Jamila always ignored him. She did, too, but she wanted to scream “your favourite rapper WAS a hoe.” She never did, though, because she liked how seriously he took her, his smile, his intellect, and his passion — even when it infuriated her.

---

She could have lived with it: the unwavering adoration, his long monologues about Pac’s life, from an “unjust” prison sentence to a “faked” death, listening to Me Against the World for what felt like the 500th time. Because she saw how the ghost of Tupac Amaru Shakur drove Kamau Roberts.

It gave him patience with Beatrice, a widow with lots of love and too much faith. Or faith practised in the wrong way as Kamau saw it.

It gave him a worthwhile competitor. Kamau wouldn’t perform anything publicly unless he thought it was something that Pac would have been proud of. Or perhaps jealous of.

It kept him focused.

She saw how though Kamau loved — no, worshipped — Tupac, he’d sanctified the parts that he didn’t like.

“I mean, he was just human,” he’d say to dismiss criticism. Because the 2Pac that Kamau loved was the poet, the seer, the friend to women.

She could have lived with all of this, except that the ghost that drove Kamau wasn’t a ghost at all. To him, Tupac was a still-alive rapper in hiding in Cuba.

And even then, she could have lived with all of that.

Because Kamau was kind, and she believed that he was really talented. In a rare departure of opinion from Jamila, she believed that there could be a rapper from Toronto who eventually made it, and that his name would be Kamau Roberts.

---

What brought on the end, well, their end, was a LiveJournal group named Tupac Against the World.

She’s not sure how he came across it. Did he stumble upon it like those “secret” after-hours bars that were popping up around the University of Toronto, or had he been purposefully looking for it?

She had to keep reminding herself that it didn’t matter. Because once he found it, he was firmly in its grip. It turned him from a casual believer that Tupac wasn’t dead to a full-on evangelist.

---

“I think I gotta go down to Cuba,” he said to her back one night.

It was February 2004, and she was tired. Tired of winter, tired of him, and especially tired of a man she had never met — a man that had died when she was 11.  

“That’s a good idea,” she mumbled into her pillow.

He moved closer, placing his head into the crook of her neck and nudging up her yellow satin headscarf.

She sighed and adjusted it before turning around to face him.
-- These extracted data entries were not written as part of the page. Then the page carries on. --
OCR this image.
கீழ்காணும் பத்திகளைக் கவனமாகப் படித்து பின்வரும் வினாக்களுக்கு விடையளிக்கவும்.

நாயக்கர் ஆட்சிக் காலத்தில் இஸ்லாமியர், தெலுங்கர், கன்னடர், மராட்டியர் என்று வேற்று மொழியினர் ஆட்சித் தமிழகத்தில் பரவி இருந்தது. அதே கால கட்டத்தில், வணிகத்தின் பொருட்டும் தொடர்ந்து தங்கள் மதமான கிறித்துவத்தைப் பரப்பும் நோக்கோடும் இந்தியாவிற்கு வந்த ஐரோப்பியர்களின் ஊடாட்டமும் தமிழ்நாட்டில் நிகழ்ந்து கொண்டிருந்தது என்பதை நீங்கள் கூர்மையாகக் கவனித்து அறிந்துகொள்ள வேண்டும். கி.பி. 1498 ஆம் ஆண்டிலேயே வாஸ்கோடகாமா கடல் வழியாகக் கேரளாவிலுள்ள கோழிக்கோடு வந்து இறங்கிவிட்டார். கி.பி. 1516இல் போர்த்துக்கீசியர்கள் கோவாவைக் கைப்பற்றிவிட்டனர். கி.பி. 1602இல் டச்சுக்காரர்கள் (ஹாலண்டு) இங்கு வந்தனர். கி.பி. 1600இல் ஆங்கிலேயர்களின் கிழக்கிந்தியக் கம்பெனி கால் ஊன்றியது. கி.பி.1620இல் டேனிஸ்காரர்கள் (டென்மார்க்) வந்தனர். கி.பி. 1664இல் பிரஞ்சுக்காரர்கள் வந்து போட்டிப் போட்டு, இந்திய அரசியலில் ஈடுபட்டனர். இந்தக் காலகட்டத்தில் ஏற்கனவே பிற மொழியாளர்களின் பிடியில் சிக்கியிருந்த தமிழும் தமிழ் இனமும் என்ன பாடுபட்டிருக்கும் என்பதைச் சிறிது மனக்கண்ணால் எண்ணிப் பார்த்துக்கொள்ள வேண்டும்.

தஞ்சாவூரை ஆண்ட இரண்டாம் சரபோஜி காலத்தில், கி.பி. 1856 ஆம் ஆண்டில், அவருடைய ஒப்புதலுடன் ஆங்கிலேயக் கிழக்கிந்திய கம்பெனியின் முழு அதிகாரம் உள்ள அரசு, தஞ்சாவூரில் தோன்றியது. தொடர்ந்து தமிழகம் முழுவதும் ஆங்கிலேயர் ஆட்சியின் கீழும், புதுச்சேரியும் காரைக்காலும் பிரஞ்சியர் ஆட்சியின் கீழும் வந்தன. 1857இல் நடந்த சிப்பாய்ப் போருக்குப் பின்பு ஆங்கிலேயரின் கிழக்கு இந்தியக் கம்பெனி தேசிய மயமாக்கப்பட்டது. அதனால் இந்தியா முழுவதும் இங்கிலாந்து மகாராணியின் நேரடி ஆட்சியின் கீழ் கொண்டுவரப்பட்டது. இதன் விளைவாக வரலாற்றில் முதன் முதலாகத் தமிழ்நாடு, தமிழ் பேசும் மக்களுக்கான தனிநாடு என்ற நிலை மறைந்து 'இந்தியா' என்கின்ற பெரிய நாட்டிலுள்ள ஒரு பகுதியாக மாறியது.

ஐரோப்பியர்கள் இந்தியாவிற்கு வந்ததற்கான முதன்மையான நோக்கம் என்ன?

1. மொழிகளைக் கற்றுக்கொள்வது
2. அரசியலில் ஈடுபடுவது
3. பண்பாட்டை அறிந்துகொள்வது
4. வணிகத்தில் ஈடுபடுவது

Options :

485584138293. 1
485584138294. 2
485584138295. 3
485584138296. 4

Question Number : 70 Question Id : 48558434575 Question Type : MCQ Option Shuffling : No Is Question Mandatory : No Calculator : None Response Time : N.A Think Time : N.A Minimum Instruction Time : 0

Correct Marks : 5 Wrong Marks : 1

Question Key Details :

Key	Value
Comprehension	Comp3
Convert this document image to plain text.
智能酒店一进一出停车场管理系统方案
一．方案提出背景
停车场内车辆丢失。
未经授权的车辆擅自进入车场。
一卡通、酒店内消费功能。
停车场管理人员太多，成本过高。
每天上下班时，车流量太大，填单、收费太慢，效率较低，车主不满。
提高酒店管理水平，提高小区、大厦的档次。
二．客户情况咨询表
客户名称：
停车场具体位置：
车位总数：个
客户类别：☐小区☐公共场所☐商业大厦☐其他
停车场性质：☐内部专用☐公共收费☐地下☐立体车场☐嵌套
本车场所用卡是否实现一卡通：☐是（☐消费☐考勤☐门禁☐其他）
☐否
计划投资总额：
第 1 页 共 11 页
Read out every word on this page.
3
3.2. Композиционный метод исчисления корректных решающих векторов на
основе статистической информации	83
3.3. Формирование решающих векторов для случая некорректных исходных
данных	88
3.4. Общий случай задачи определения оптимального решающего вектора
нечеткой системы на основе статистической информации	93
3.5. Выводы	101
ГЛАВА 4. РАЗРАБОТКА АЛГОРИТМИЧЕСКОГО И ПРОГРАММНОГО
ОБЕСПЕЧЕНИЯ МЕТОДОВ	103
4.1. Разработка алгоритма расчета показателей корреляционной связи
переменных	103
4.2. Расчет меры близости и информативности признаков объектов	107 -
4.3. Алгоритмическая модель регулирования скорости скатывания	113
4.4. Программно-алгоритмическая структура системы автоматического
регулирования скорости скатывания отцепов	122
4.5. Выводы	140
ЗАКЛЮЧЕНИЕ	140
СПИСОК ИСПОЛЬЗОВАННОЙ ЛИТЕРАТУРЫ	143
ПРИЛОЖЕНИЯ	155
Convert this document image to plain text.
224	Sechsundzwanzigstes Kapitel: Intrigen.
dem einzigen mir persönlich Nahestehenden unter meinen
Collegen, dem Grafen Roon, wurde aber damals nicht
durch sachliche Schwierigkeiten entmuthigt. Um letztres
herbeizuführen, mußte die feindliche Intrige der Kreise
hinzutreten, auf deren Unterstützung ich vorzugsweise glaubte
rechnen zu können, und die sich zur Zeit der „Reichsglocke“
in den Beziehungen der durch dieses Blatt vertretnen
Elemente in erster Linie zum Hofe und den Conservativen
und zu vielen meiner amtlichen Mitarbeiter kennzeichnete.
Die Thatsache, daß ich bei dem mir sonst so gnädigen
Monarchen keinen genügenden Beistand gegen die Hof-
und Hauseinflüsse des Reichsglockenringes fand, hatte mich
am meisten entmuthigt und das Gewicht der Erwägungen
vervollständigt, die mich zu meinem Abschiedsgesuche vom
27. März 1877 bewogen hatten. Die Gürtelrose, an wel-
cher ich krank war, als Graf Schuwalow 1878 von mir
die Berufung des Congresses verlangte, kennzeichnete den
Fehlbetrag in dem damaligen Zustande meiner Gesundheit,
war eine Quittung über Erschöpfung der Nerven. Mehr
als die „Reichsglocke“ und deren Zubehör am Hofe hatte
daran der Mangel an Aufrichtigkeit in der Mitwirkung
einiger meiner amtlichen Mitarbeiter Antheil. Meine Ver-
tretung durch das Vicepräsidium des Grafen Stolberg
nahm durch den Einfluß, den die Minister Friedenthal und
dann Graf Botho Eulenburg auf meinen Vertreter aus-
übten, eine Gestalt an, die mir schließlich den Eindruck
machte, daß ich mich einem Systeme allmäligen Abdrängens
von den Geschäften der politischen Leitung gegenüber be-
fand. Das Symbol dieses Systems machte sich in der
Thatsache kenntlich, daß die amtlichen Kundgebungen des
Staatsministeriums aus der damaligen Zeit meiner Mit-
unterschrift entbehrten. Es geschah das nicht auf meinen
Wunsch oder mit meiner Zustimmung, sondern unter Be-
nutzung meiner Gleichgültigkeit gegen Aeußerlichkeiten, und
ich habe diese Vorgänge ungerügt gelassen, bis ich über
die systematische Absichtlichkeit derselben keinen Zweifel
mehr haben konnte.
“I love you. You know that, right?” he said.

She thought how handsome he was then. Even in the blue bandana that he always wore now, which she hated, she thought he was the most handsome man that she would ever know.

She almost said it back. She touched his cheeks, traced a finger over his lips, and then his nose. She touched the silver stud that had appeared there only a month prior.

“This is over,” she said.

And he smiled with no teeth. “I know.”

In the morning, he was gone.

---

Four years later, she checked her email at an internet café in Nairobi.

The top one was one from Jamila, as were the two following that.

She took a sip of her tea and leaned back into her chair, clicking on the top email.

It was only a link and she only briefly registered the words Pitchfork before clicking on it.

“Toronto rapper with a California sound makes waves with debut album” read the headline, accompanied by a photo of a face that she’d never forgotten.

He looked the same.

She suddenly felt 10 years older.

She clicked the browser window shut, stood up, and walked into the sweltering Nairobi street.